Preclinical Development of Gene Therapy for X-Linked Severe Combined Immunodeficiency (SCID-X1)

X-linked severe combined immunodeficiency (SCID-X1) is caused by mutations in the gene encoding the interleukin-2 receptor γ chain (IL2RG), and is characterized by lack of response to common γ-chain-dependent cytokines and profound defects in T-, B- and NK-cell functions. Previous gene therapy clinical trials based on autologous transplantation of hematopoietic stem/progenitor cells (HSPCs) genetically corrected with MLV-derived retroviral vectors expressing IL2RG in non-conditioned patients showed long-lasting restoration of T-cell immunity in most cases but resulted in vector-induced leukemia through enhancer-mediated insertional mutagenesis in 25% of patients. The use of an enhancer-less MLV vector to deliver the IL2RG gene caused no adverse events while retaining a significant clinical benefit. To increase the efficacy of gene therapy and reduce at the same time the probability of genotoxic insertional events, we developed a third-generation lentiviral vector carrying a codon-optimized human IL2RG cDNA under the control of the human EF1α-S promoter. The vector was VSV-G-pseudotyped and produced by transient transfection of 293T cells, followed by ion-exchange chromatography, tangential-flow filtration and formulation in HSC growth medium. Replacement of the native IL2RG open reading frame by a codon-optimized sequence resulted in a 3-fold increase in mRNA expression and a 1.5-fold increase in IL2RG protein expression per integrated vector copy. The performance of the vector was demonstrated in vitro by the restoration of a normal level of IL2RG mRNA or protein in a human IL2RG-deficient T-cell line at a VCN of 1 to 3, and by high efficiency (>80%) transduction of human mobilized CD34⁺ HSPCs and transgene expression with no impact on viability or clonogenic capacity.

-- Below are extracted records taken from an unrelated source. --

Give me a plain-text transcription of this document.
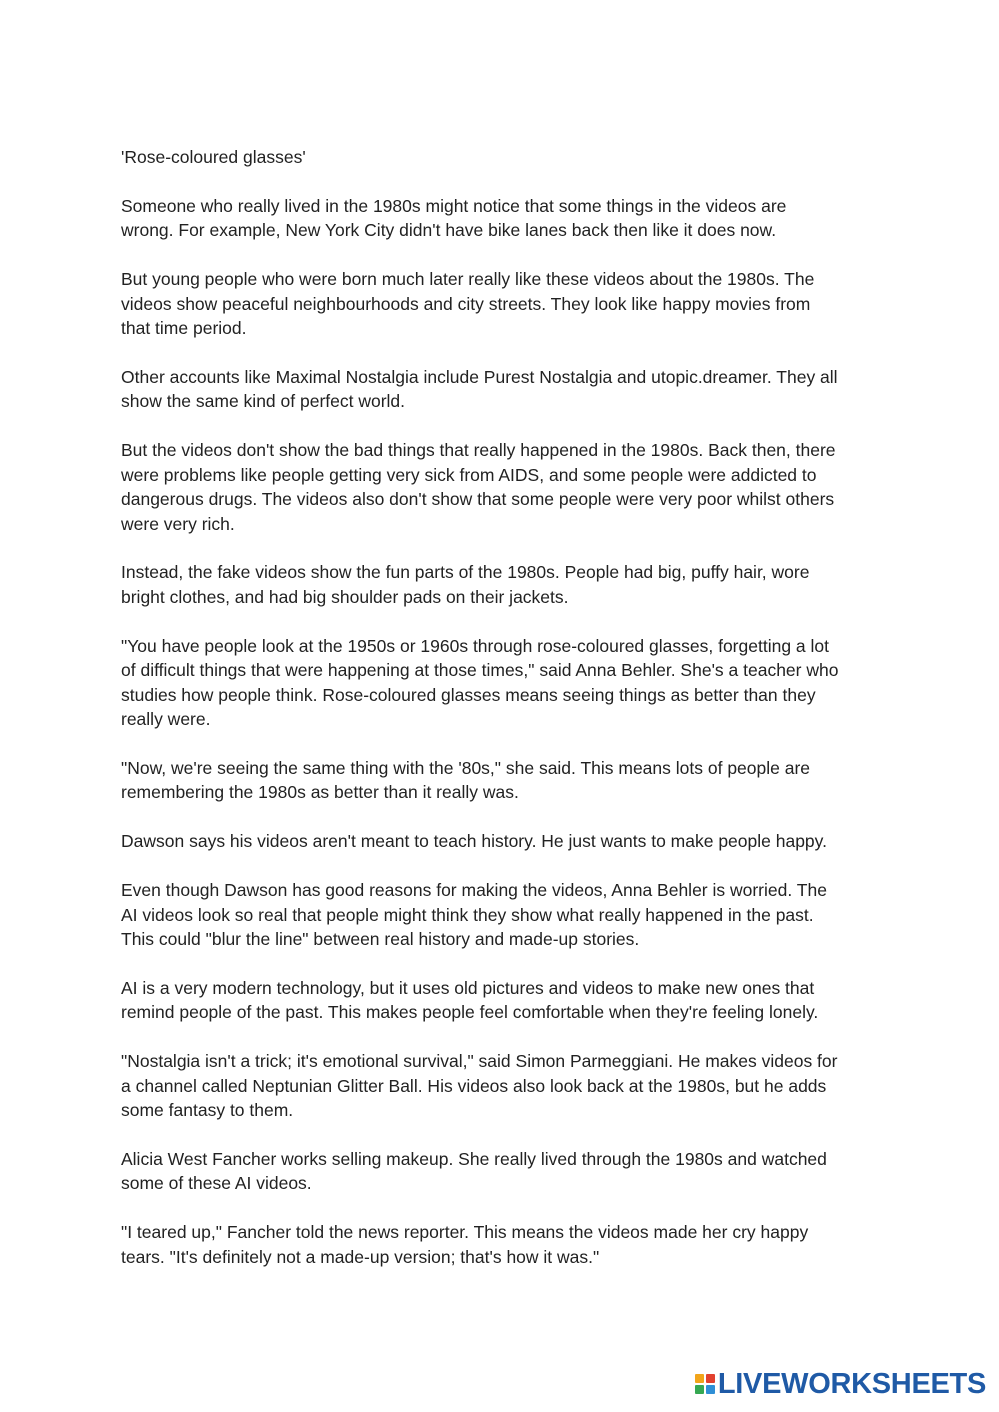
'Rose-coloured glasses'

Someone who really lived in the 1980s might notice that some things in the videos are
wrong. For example, New York City didn't have bike lanes back then like it does now.

But young people who were born much later really like these videos about the 1980s. The
videos show peaceful neighbourhoods and city streets. They look like happy movies from
that time period.

Other accounts like Maximal Nostalgia include Purest Nostalgia and utopic.dreamer. They all
show the same kind of perfect world.

But the videos don't show the bad things that really happened in the 1980s. Back then, there
were problems like people getting very sick from AIDS, and some people were addicted to
dangerous drugs. The videos also don't show that some people were very poor whilst others
were very rich.

Instead, the fake videos show the fun parts of the 1980s. People had big, puffy hair, wore
bright clothes, and had big shoulder pads on their jackets.

"You have people look at the 1950s or 1960s through rose-coloured glasses, forgetting a lot
of difficult things that were happening at those times," said Anna Behler. She's a teacher who
studies how people think. Rose-coloured glasses means seeing things as better than they
really were.

"Now, we're seeing the same thing with the '80s," she said. This means lots of people are
remembering the 1980s as better than it really was.

Dawson says his videos aren't meant to teach history. He just wants to make people happy.

Even though Dawson has good reasons for making the videos, Anna Behler is worried. The
AI videos look so real that people might think they show what really happened in the past.
This could "blur the line" between real history and made-up stories.

AI is a very modern technology, but it uses old pictures and videos to make new ones that
remind people of the past. This makes people feel comfortable when they're feeling lonely.

"Nostalgia isn't a trick; it's emotional survival," said Simon Parmeggiani. He makes videos for
a channel called Neptunian Glitter Ball. His videos also look back at the 1980s, but he adds
some fantasy to them.

Alicia West Fancher works selling makeup. She really lived through the 1980s and watched
some of these AI videos.

"I teared up," Fancher told the news reporter. This means the videos made her cry happy
tears. "It's definitely not a made-up version; that's how it was."

LIVEWORKSHEETS
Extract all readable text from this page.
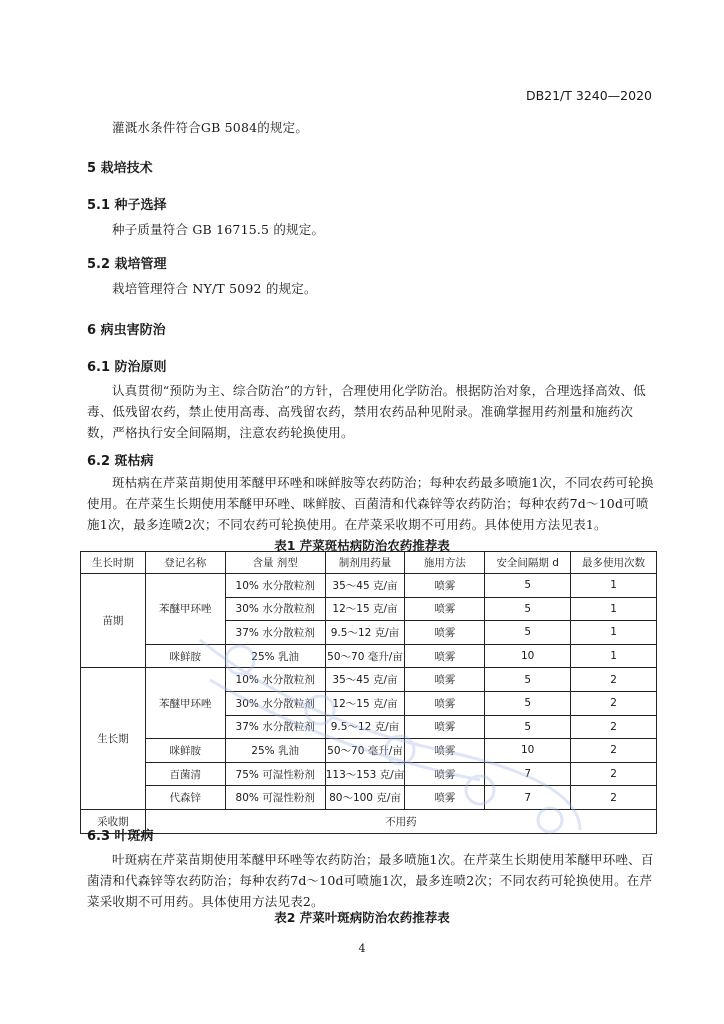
DB21/T 3240—2020
灌溉水条件符合GB 5084的规定。
5 栽培技术
5.1 种子选择
种子质量符合 GB 16715.5 的规定。
5.2 栽培管理
栽培管理符合 NY/T 5092 的规定。
6 病虫害防治
6.1 防治原则
认真贯彻“预防为主、综合防治”的方针，合理使用化学防治。根据防治对象，合理选择高效、低毒、低残留农药，禁止使用高毒、高残留农药，禁用农药品种见附录。准确掌握用药剂量和施药次数，严格执行安全间隔期，注意农药轮换使用。
6.2 斑枯病
斑枯病在芹菜苗期使用苯醚甲环唑和咪鲜胺等农药防治；每种农药最多喷施1次，不同农药可轮换使用。在芹菜生长期使用苯醚甲环唑、咪鲜胺、百菌清和代森锌等农药防治；每种农药7d～10d可喷施1次，最多连喷2次；不同农药可轮换使用。在芹菜采收期不可用药。具体使用方法见表1。
表1 芹菜斑枯病防治农药推荐表
生长时期	登记名称	含量 剂型	制剂用药量	施用方法	安全间隔期 d	最多使用次数
苗期	苯醚甲环唑	10% 水分散粒剂	35～45 克/亩	喷雾	5	1
		30% 水分散粒剂	12～15 克/亩	喷雾	5	1
		37% 水分散粒剂	9.5～12 克/亩	喷雾	5	1
	咪鲜胺	25% 乳油	50～70 毫升/亩	喷雾	10	1
生长期	苯醚甲环唑	10% 水分散粒剂	35～45 克/亩	喷雾	5	2
		30% 水分散粒剂	12～15 克/亩	喷雾	5	2
		37% 水分散粒剂	9.5～12 克/亩	喷雾	5	2
	咪鲜胺	25% 乳油	50～70 毫升/亩	喷雾	10	2
	百菌清	75% 可湿性粉剂	113～153 克/亩	喷雾	7	2
	代森锌	80% 可湿性粉剂	80～100 克/亩	喷雾	7	2
采收期	不用药					
6.3 叶斑病
叶斑病在芹菜苗期使用苯醚甲环唑等农药防治；最多喷施1次。在芹菜生长期使用苯醚甲环唑、百菌清和代森锌等农药防治；每种农药7d～10d可喷施1次，最多连喷2次；不同农药可轮换使用。在芹菜采收期不可用药。具体使用方法见表2。
表2 芹菜叶斑病防治农药推荐表
4
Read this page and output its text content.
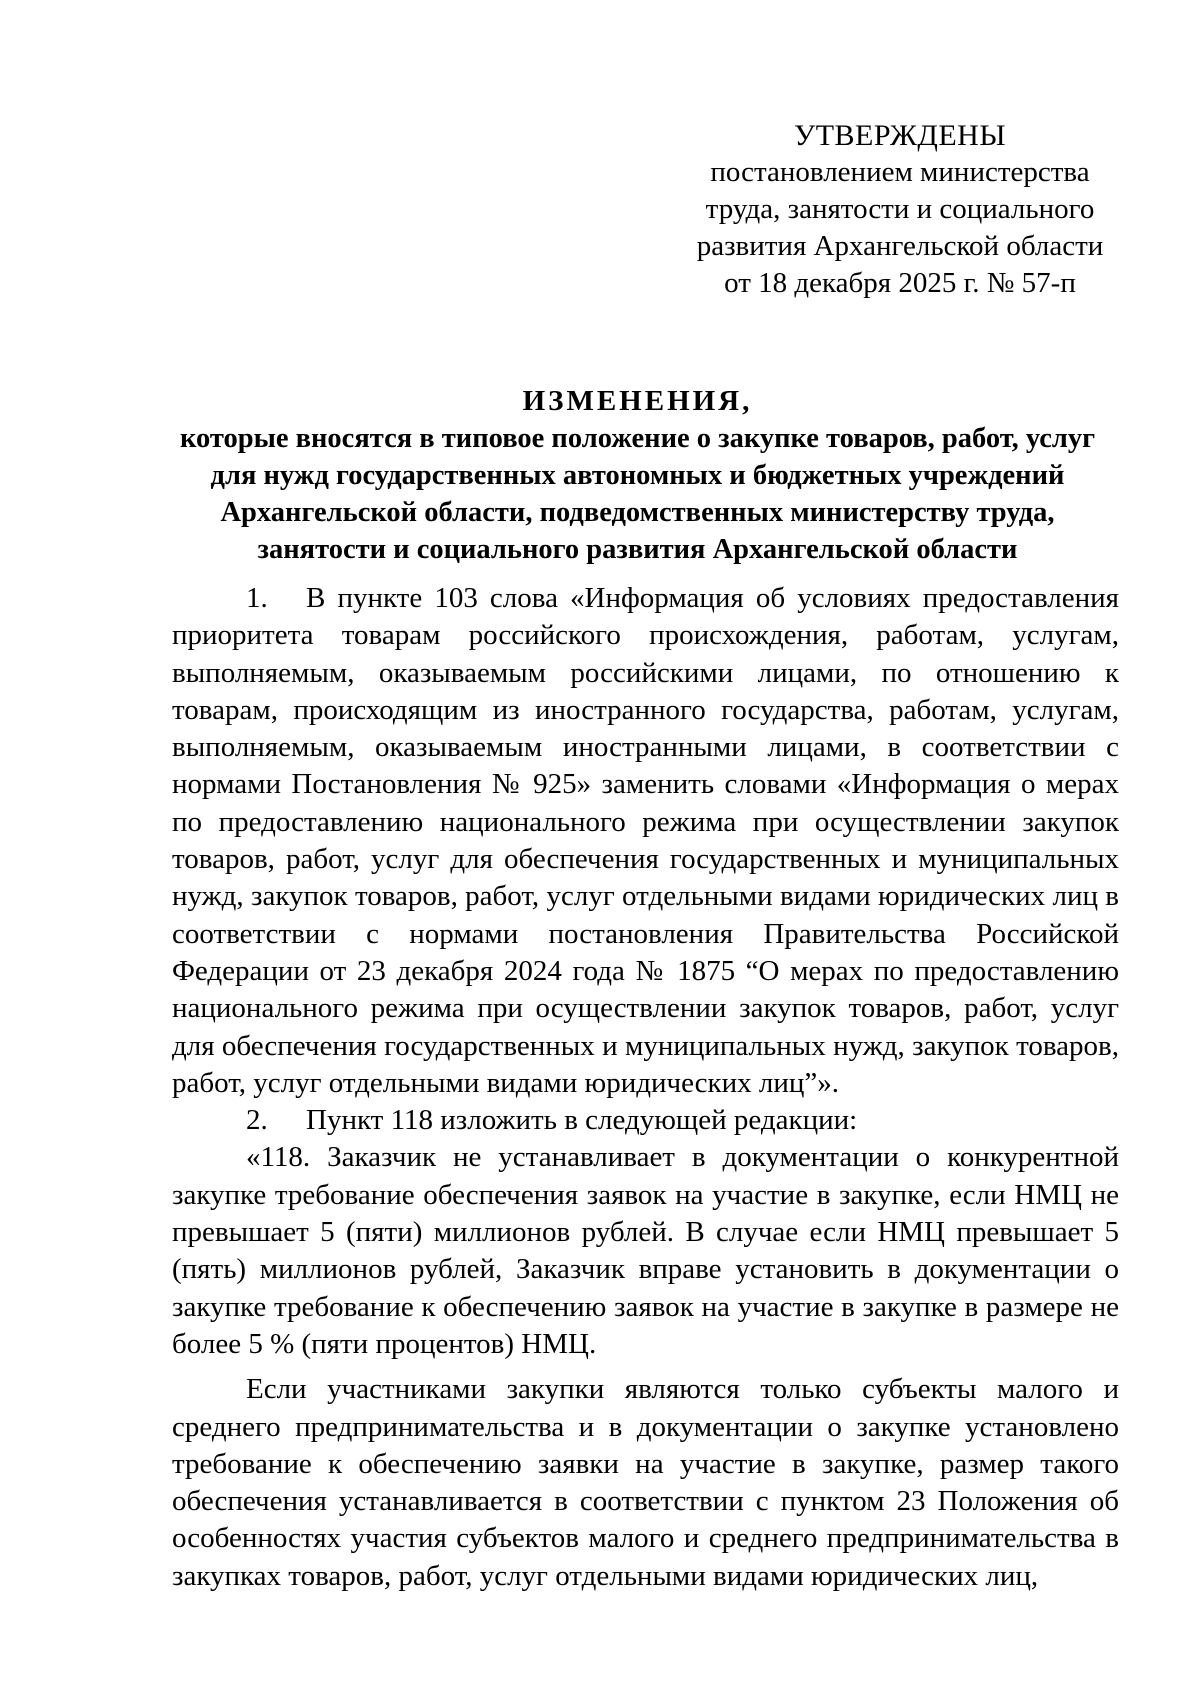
УТВЕРЖДЕНЫ
постановлением министерства
труда, занятости и социального
развития Архангельской области
от 18 декабря 2025 г. № 57-п
ИЗМЕНЕНИЯ,
которые вносятся в типовое положение о закупке товаров, работ, услуг для нужд государственных автономных и бюджетных учреждений Архангельской области, подведомственных министерству труда, занятости и социального развития Архангельской области

1. В пункте 103 слова «Информация об условиях предоставления приоритета товарам российского происхождения, работам, услугам, выполняемым, оказываемым российскими лицами, по отношению к товарам, происходящим из иностранного государства, работам, услугам, выполняемым, оказываемым иностранными лицами, в соответствии с нормами Постановления № 925» заменить словами «Информация о мерах по предоставлению национального режима при осуществлении закупок товаров, работ, услуг для обеспечения государственных и муниципальных нужд, закупок товаров, работ, услуг отдельными видами юридических лиц в соответствии с нормами постановления Правительства Российской Федерации от 23 декабря 2024 года № 1875 “О мерах по предоставлению национального режима при осуществлении закупок товаров, работ, услуг для обеспечения государственных и муниципальных нужд, закупок товаров, работ, услуг отдельными видами юридических лиц”».

2. Пункт 118 изложить в следующей редакции:

«118. Заказчик не устанавливает в документации о конкурентной закупке требование обеспечения заявок на участие в закупке, если НМЦ не превышает 5 (пяти) миллионов рублей. В случае если НМЦ превышает 5 (пять) миллионов рублей, Заказчик вправе установить в документации о закупке требование к обеспечению заявок на участие в закупке в размере не более 5 % (пяти процентов) НМЦ.

Если участниками закупки являются только субъекты малого и среднего предпринимательства и в документации о закупке установлено требование к обеспечению заявки на участие в закупке, размер такого обеспечения устанавливается в соответствии с пунктом 23 Положения об особенностях участия субъектов малого и среднего предпринимательства в закупках товаров, работ, услуг отдельными видами юридических лиц,
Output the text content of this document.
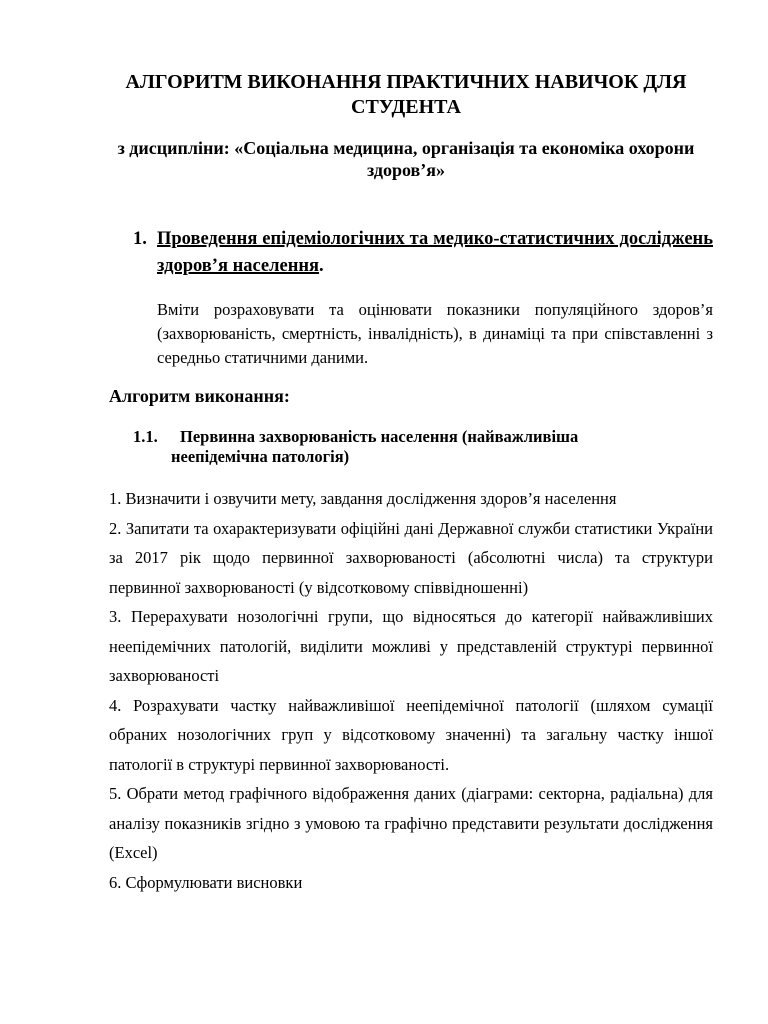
АЛГОРИТМ ВИКОНАННЯ ПРАКТИЧНИХ НАВИЧОК ДЛЯ СТУДЕНТА

з дисципліни: «Соціальна медицина, організація та економіка охорони здоров’я»

1. Проведення епідеміологічних та медико-статистичних досліджень здоров’я населення.

Вміти розраховувати та оцінювати показники популяційного здоров’я (захворюваність, смертність, інвалідність), в динаміці та при співставленні з середньо статичними даними.

Алгоритм виконання:
1.1.	Первинна захворюваність населення (найважливіша
неепідемічна патологія)
1. Визначити і озвучити мету, завдання дослідження здоров’я населення
2. Запитати та охарактеризувати офіційні дані Державної служби статистики України за 2017 рік щодо первинної захворюваності (абсолютні числа) та структури первинної захворюваності (у відсотковому співвідношенні)
3. Перерахувати нозологічні групи, що відносяться до категорії найважливіших неепідемічних патологій, виділити можливі у представленій структурі первинної захворюваності
4. Розрахувати частку найважливішої неепідемічної патології (шляхом сумації обраних нозологічних груп у відсотковому значенні) та загальну частку іншої патології в структурі первинної захворюваності.
5. Обрати метод графічного відображення даних (діаграми: секторна, радіальна) для аналізу показників згідно з умовою та графічно представити результати дослідження (Excel)
6. Сформулювати висновки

An in vitro immortalization assay (IVIM) showed a safe genotoxic profile, while the in vivo safety and efficacy of the vector was tested it in a preclinical model of SCID-X1 gene therapy based on transplantation of genetically corrected Lin^- cells from IL2rg^-/- donor mice into lethally-irradiated IL2rg^-/--Rag2^-/- recipients. The study showed biodistribution of the transgene in hematopoietic organs only, restoration of T, B and NK cell counts in bone marrow and peripheral blood, normalization of lymphoid organs (thymus and spleen) and a low frequency of hematopoietic malignancies, comparable to that of untreated animals, six months after transplantation.

An extensive insertion site analysis was carried out in bone marrow, thymus and peripheral blood of individual or groups of animals to detect the presence of any clonal abnormality or skewing, and any deviation from a normal lentiviral integration pattern. The study showed the expected genomic integration profile and no signs of clonal dominance of transduced cells. Interestingly, analysis of >100,000 integration sites in pre- and post-transplant murine cells showed that lentiviral vectors target at high frequency a substantially different set of genes compared to human CD34⁺ cells, uncovering the need for appropriate controls and at the same time the limits in the predictive power of mouse-based genotoxicity studies, particularly those addressing proto-oncogene activation and clonal dominance.

These studies will enable a multicenter phase-I/II clinical trial aimed at establishing the safety and clinical efficacy of lentiviral vector-mediated gene therapy for SCID-X1. The clinical protocol is based on transplantation of autologous CD34⁺ HSPCs transduced with the EF1a-IL2RGco lentiviral vector in infants after non-myeloablative conditioning, and aims at stable and sustained restoration of both T- and B-cell immunity.